La famiglia Lilio nella Cirò del XVI secolo
Luigi Lilio
A Luigi Lilio di Cirò, medico, matematico e astronomo del XVI secolo, dobbiamo una svolta fondamentale nella storia del computo del tempo, quella legata all’introduzione del calendario gregoriano, che dal 1582 in poi ha radicalmente cambiato il nostro modo di scandire giorni, mesi e anni. Il calendario da lui elaborato è quello che ancora adoperiamo dopo circa mezzo millennio e permette di determinare senza incertezze e per sempre le date della Pasqua.
Nel corso dei secoli la discordanza tra le date del calendario giuliano, in vigore dal 46 a.C., e l’equinozio di primavera, impone la necessità di correggere le regole adottate per registrare il computo del tempo. Di questo problema soffre in particolare la Chiesa Cattolica che già dal Concilio di Nicea del 325 aveva legato al novilunio e all’equinozio di primavera il suo mistero fondamentale: la Resurrezione di Cristo.

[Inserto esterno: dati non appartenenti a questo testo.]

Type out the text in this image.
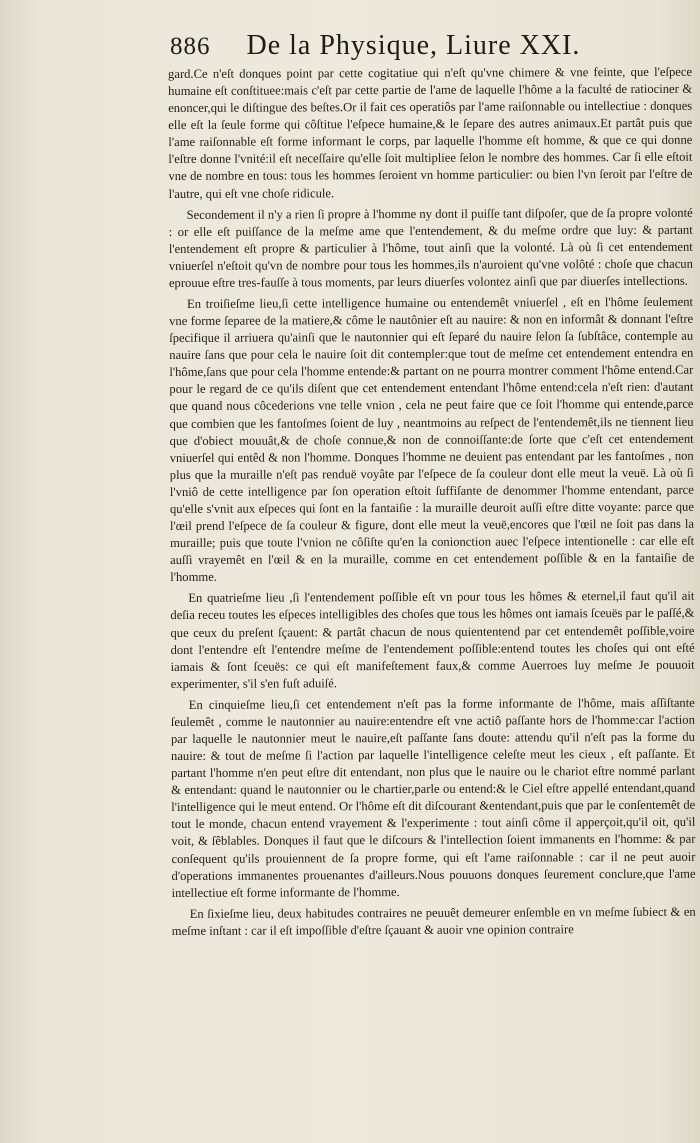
886 De la Physique, Liure XXI.

gard.Ce n'eſt donques point par cette cogitatiue qui n'eſt qu'vne chimere & vne feinte, que l'eſpece humaine eſt conſtituee:mais c'eſt par cette partie de l'ame de laquelle l'hôme a la faculté de ratiociner & enoncer,qui le diſtingue des beſtes.Or il fait ces operatiôs par l'ame raiſonnable ou intellectiue : donques elle eſt la ſeule forme qui côſtitue l'eſpece humaine,& le ſepare des autres animaux.Et partât puis que l'ame raiſonnable eſt forme informant le corps, par laquelle l'homme eſt homme, & que ce qui donne l'eſtre donne l'vnité:il eſt neceſſaire qu'elle ſoit multipliee ſelon le nombre des hommes. Car ſi elle eſtoit vne de nombre en tous: tous les hommes ſeroient vn homme particulier: ou bien l'vn ſeroit par l'eſtre de l'autre, qui eſt vne choſe ridicule.

Secondement il n'y a rien ſi propre à l'homme ny dont il puiſſe tant diſpoſer, que de ſa propre volonté : or elle eſt puiſſance de la meſme ame que l'entendement, & du meſme ordre que luy: & partant l'entendement eſt propre & particulier à l'hôme, tout ainſi que la volonté. Là où ſi cet entendement vniuerſel n'eſtoit qu'vn de nombre pour tous les hommes,ils n'auroient qu'vne volôté : choſe que chacun eprouue eſtre tres-fauſſe à tous moments, par leurs diuerſes volontez ainſi que par diuerſes intellections.

En troiſieſme lieu,ſi cette intelligence humaine ou entendemêt vniuerſel , eſt en l'hôme ſeulement vne forme ſeparee de la matiere,& côme le nautônier eſt au nauire: & non en informât & donnant l'eſtre ſpecifique il arriuera qu'ainſi que le nautonnier qui eſt ſeparé du nauire ſelon ſa ſubſtâce, contemple au nauire ſans que pour cela le nauire ſoit dit contempler:que tout de meſme cet entendement entendra en l'hôme,ſans que pour cela l'homme entende:& partant on ne pourra montrer comment l'hôme entend.Car pour le regard de ce qu'ils diſent que cet entendement entendant l'hôme entend:cela n'eſt rien: d'autant que quand nous côcederions vne telle vnion , cela ne peut faire que ce ſoit l'homme qui entende,parce que combien que les fantoſmes ſoient de luy , neantmoins au reſpect de l'entendemêt,ils ne tiennent lieu que d'obiect mouuât,& de choſe connue,& non de connoiſſante:de ſorte que c'eſt cet entendement vniuerſel qui entêd & non l'homme. Donques l'homme ne deuient pas entendant par les fantoſmes , non plus que la muraille n'eſt pas renduë voyâte par l'eſpece de ſa couleur dont elle meut la veuë. Là où ſi l'vniô de cette intelligence par ſon operation eſtoit ſuffiſante de denommer l'homme entendant, parce qu'elle s'vnit aux eſpeces qui ſont en la fantaiſie : la muraille deuroit auſſi eſtre ditte voyante: parce que l'œil prend l'eſpece de ſa couleur & figure, dont elle meut la veuë,encores que l'œil ne ſoit pas dans la muraille; puis que toute l'vnion ne côſiſte qu'en la conionction auec l'eſpece intentionelle : car elle eſt auſſi vrayemêt en l'œil & en la muraille, comme en cet entendement poſſible & en la fantaiſie de l'homme.

En quatrieſme lieu ,ſi l'entendement poſſible eſt vn pour tous les hômes & eternel,il faut qu'il ait deſia receu toutes les eſpeces intelligibles des choſes que tous les hômes ont iamais ſceuës par le paſſé,& que ceux du preſent ſçauent: & partât chacun de nous quiententend par cet entendemêt poſſible,voire dont l'entendre eſt l'entendre meſme de l'entendement poſſible:entend toutes les choſes qui ont eſté iamais & ſont ſceuës: ce qui eſt manifeſtement faux,& comme Auerroes luy meſme Je pouuoit experimenter, s'il s'en fuſt aduiſé.

En cinquieſme lieu,ſi cet entendement n'eſt pas la forme informante de l'hôme, mais aſſiſtante ſeulemêt , comme le nautonnier au nauire:entendre eſt vne actiô paſſante hors de l'homme:car l'action par laquelle le nautonnier meut le nauire,eſt paſſante ſans doute: attendu qu'il n'eſt pas la forme du nauire: & tout de meſme ſi l'action par laquelle l'intelligence celeſte meut les cieux , eſt paſſante. Et partant l'homme n'en peut eſtre dit entendant, non plus que le nauire ou le chariot eſtre nommé parlant & entendant: quand le nautonnier ou le chartier,parle ou entend:& le Ciel eſtre appellé entendant,quand l'intelligence qui le meut entend. Or l'hôme eſt dit diſcourant &entendant,puis que par le conſentemêt de tout le monde, chacun entend vrayement & l'experimente : tout ainſi côme il apperçoit,qu'il oit, qu'il voit, & ſêblables. Donques il faut que le diſcours & l'intellection ſoient immanents en l'homme: & par conſequent qu'ils prouiennent de ſa propre forme, qui eſt l'ame raiſonnable : car il ne peut auoir d'operations immanentes prouenantes d'ailleurs.Nous pouuons donques ſeurement conclure,que l'ame intellectiue eſt forme informante de l'homme.

En ſixieſme lieu, deux habitudes contraires ne peuuêt demeurer enſemble en vn meſme ſubiect & en meſme inſtant : car il eſt impoſſible d'eſtre ſçauant & auoir vne opinion contraire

I Padri del Concilio di Nicea avevano stabilito che la Pasqua di Resurrezione doveva essere celebrata nella domenica seguente alla XIV Luna (plenilunio) del primo mese dopo l’equinozio di primavera. Ma, nella metà del 1500, il calendario giuliano aveva segnato come giorno dell’equinozio il 21 marzo, ma gli astri l’avevano segnato l’11 marzo cioè circa 10 giorni prima. In considerazione di ciò la Pasqua veniva celebrata nel periodo astronomicamente non corretto. Si trattava quindi di correggere le regole adottate per registrare il tempo e contemporaneamente evitare che l’equinozio astronomico di primavera rimanesse indietro, rispetto al calendario civile, com’era successo nel corso dei secoli. Appare ormai improcrastinabile la riformulazione del calendario, ma è un compito arduo da svolgere.
Papa Gregorio XIII subito dopo il suo insediamento, al fine di mantenere in tutte le nazioni cristiane l’armonia nella celebrazione della Pasqua, e di tutte le feste mobili che ne discendono, nominò una Commissione col mandato specifico di valutare e approvare un progetto di riforma del Calendario.
La Commissione valutò diverse proposte, ma l’attenzione si concentrò su un ingegnoso progetto di riforma che era stato elaborato da Luigi Lilio. Il progetto, presentato dal fratello Antonio, permetteva di mantenere l’equinozio di primavera in una data fissa e certa, il 21 marzo, e consentiva di determinare con precisione la data della Pasqua. La Commissione accettò definitivamente il lavoro di Lilio che il 5 gennaio 1578 venne stampato in forma di Compendium e inviato alla comunità scientifica e a tutti i Principi cristiani, affinché esprimessero un preciso parere. Nel 1582, con la bolla papale “Inter gravissimas”, Gregorio XIII impose al mondo l’adozione del Calendario elaborato da Lilio.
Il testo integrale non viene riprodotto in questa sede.